Snapping their credit card on the desk, that's one of my little personal pet peeves. Being on your cell phone during check-in (is) very, very rude.
Q: What are the grossest parts of a hotel room that people should avoid? I noticed you made fun of the guests who brought their own pillows, but if you watch "CSI," you know the bedding is disgusting even after it's been washed.
A: The duvets themselves are a little disgusting. Now what they're going to do is, they're going to put a duvet cover on there, and the duvet cover will be washed, but the bedding itself inside is a little bit disgusting.
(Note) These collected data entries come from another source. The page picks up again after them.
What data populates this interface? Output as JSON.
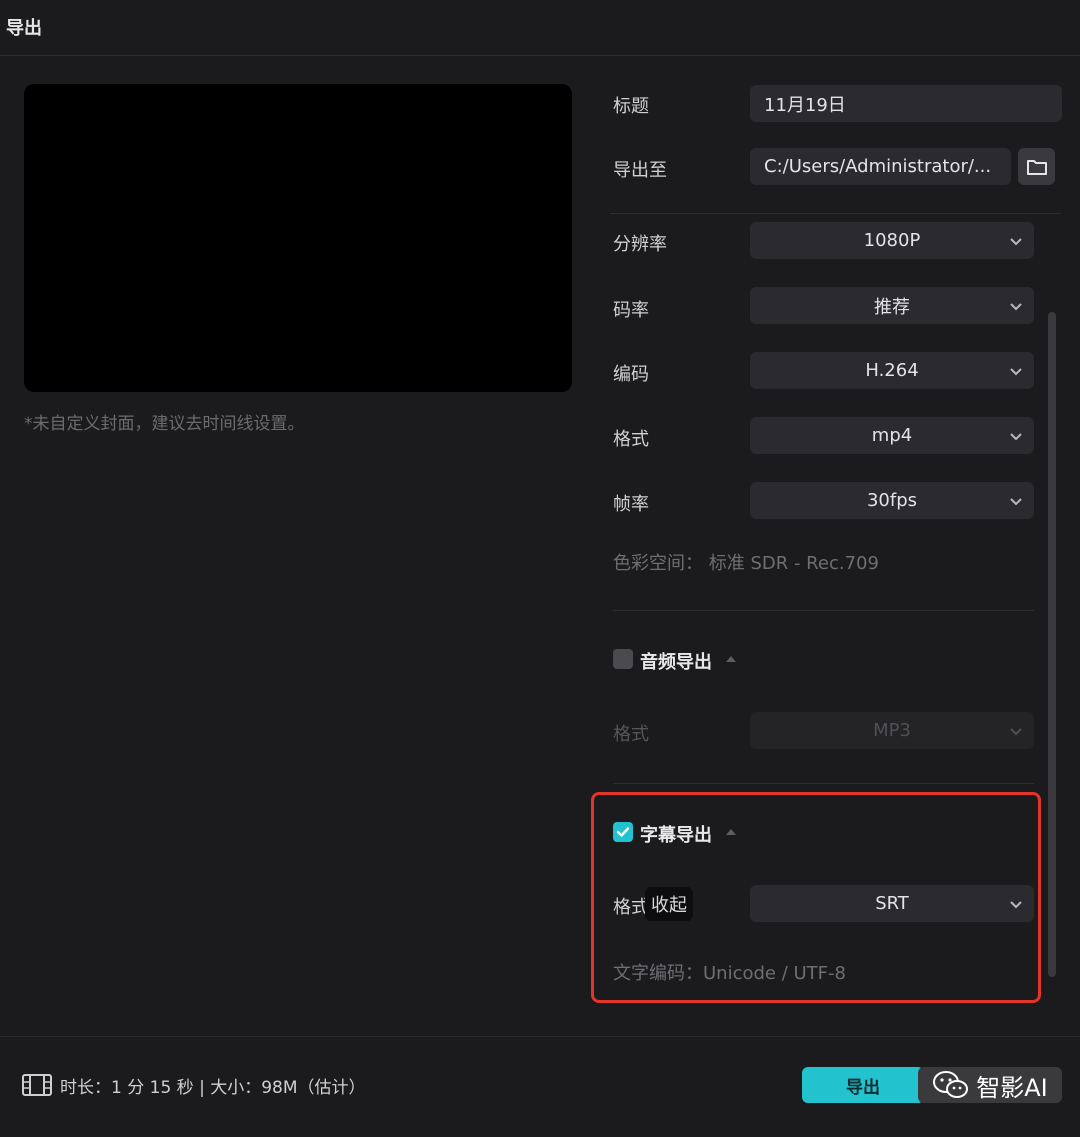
{
  "window": {
    "title": "导出"
  },
  "preview": {
    "note": "*未自定义封面，建议去时间线设置。"
  },
  "form": {
    "title_label": "标题",
    "title_value": "11月19日",
    "export_to_label": "导出至",
    "export_to_value": "C:/Users/Administrator/...",
    "resolution_label": "分辨率",
    "resolution_value": "1080P",
    "bitrate_label": "码率",
    "bitrate_value": "推荐",
    "codec_label": "编码",
    "codec_value": "H.264",
    "format_label": "格式",
    "format_value": "mp4",
    "fps_label": "帧率",
    "fps_value": "30fps",
    "color_space": "色彩空间：  标准 SDR - Rec.709"
  },
  "audio_export": {
    "title": "音频导出",
    "checked": false,
    "format_label": "格式",
    "format_value": "MP3"
  },
  "subtitle_export": {
    "title": "字幕导出",
    "checked": true,
    "format_label": "格式",
    "format_value": "SRT",
    "tooltip": "收起",
    "encoding": "文字编码：Unicode / UTF-8"
  },
  "footer": {
    "duration": "时长：1 分 15 秒 | 大小：98M（估计）",
    "export_button": "导出"
  },
  "watermark": {
    "text": "智影AI"
  },
  "colors": {
    "accent": "#22c3cf",
    "highlight": "#e3342a",
    "background": "#1b1b1d"
  }
}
That's not cleaned as often as you think, since they think it's OK just to put their duvet cover on it.
Or maybe in a more budget motel, you've got that scratchy blanket. They'll put it in between two sheets and think that makes it sanitary. You might just want to take that off the bed completely and just use the sheets.
The minibar glasses, oftentimes it's the responsibility of the housekeepers to clean, and you can look on their cart and there's no dish soap. So often, they clean them with what they can, aka shampoo and sometimes Lemon Pledge, because Pledge leaves it streak-free and they're judged on making sure the glasses are clean.
The TV remote, if you've ever tried to clean a TV remote, even in your own home, you're going to realize how hard it is because of the sticky rubber buttons – which you really want to clean, because when the thumb presses down and touches the plastic underneath the button, it's very hard to clean that. Of course, any number of things can happen with that remote in a previous guest's hand.
Q: You said that you're a full-time writer now. How did that come about, and what are you working on now?
A: I could write an entire other book on hotels. If you get near the end, I was assigned anger management and all this stuff, so there's a whole other series of events that took place after the chronological ending point of the book. I'm expanding. I've written some articles on fashion, and there's one I've got coming out on dating in the 21st century.
So while I was at the hotel, I wasn't just sitting there being a front desk agent. I've been trying to be a writer my entire life. The front desk was paying my rent while I was constantly looking for agents and constantly working and working and working.